I was thinking, "How much do I try to avoid these terms - narrow-minded, intolerant, and dogmatic? I have been in discussions with my colleagues who argue that they are not dogmatic in anything they do, even though in Protestantism, we have a branch of study called Reformed Dogmatics.  Being dogmatic implies that there is only one truth and that truth can be seen and understood by the entire world. 

And then I thought of biblical passages where these words are used.  It is not narrow-minded, but it is the narrow road.  Jesus, speaking in the Beatitudes, says: Enter through the narrow gate.  For wide is the gate and broad is the road that leads to destruction and many enter through it.  But small is the gate and narrow the road that leads to life and only a few find it. (Mt. 7:13-14). In a number of occasions when I focused on Jesus being the only way to God, I was told that I was narrow-minded, but in our witnessing to the world we cannot escape that statement of Jesus.  In a later instance, he narrows the road even more when he says: I am the way the truth and the life no one comes to the Father except through me.
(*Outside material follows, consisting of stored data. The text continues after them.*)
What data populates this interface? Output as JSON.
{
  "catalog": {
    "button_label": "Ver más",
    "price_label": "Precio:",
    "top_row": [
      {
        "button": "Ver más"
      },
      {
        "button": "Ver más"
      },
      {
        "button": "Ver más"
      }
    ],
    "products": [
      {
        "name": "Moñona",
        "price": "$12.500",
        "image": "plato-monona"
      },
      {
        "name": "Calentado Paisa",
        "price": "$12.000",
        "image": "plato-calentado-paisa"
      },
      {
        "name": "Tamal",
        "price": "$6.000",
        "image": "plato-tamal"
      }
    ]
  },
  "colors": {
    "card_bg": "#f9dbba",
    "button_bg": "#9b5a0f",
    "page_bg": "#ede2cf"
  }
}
That is mighty narrow!

Then I thought of how rare the word tolerate is in the Bible.  We find it only once in the Book of Revelation against the Thyatira church, which otherwise was a pretty good church.  Nevertheless, I have this against you: You tolerate that woman Jezebel, who calls herself a prophetess.  By her teaching she misleads my servants into sexual immorality and the eating of the food sacrificed to idols."  (Rev. 2:20)  God is warning that unless they change and throw this prophetess out, His wrath will come upon this particular church. 

Then I thought of the word dogmatic.  This label can be applied to Paul many times.  One of the things that he could not stand was falsehood.  He wrote to the Galatians church: But even if we or an angel from heaven should preach a gospel other than the one we preached to you, let him be eternally condemned.  As we have already said, so now I say again: If anyone is preaching to you a gospel other that what you accepted let him be eternally condemned." (Gal. 1:8-9)  Paul did not leave any room for another gospel.  He was very dogmatic - there was only one gospel because there was only one Savior sent from the Father who gave His life for our salvation.

Thus, we can be very open-minded, tolerant, non-dogmatic, and completely wrong. However, we can also be narrow-minded, intolerant, dogmatic, and right.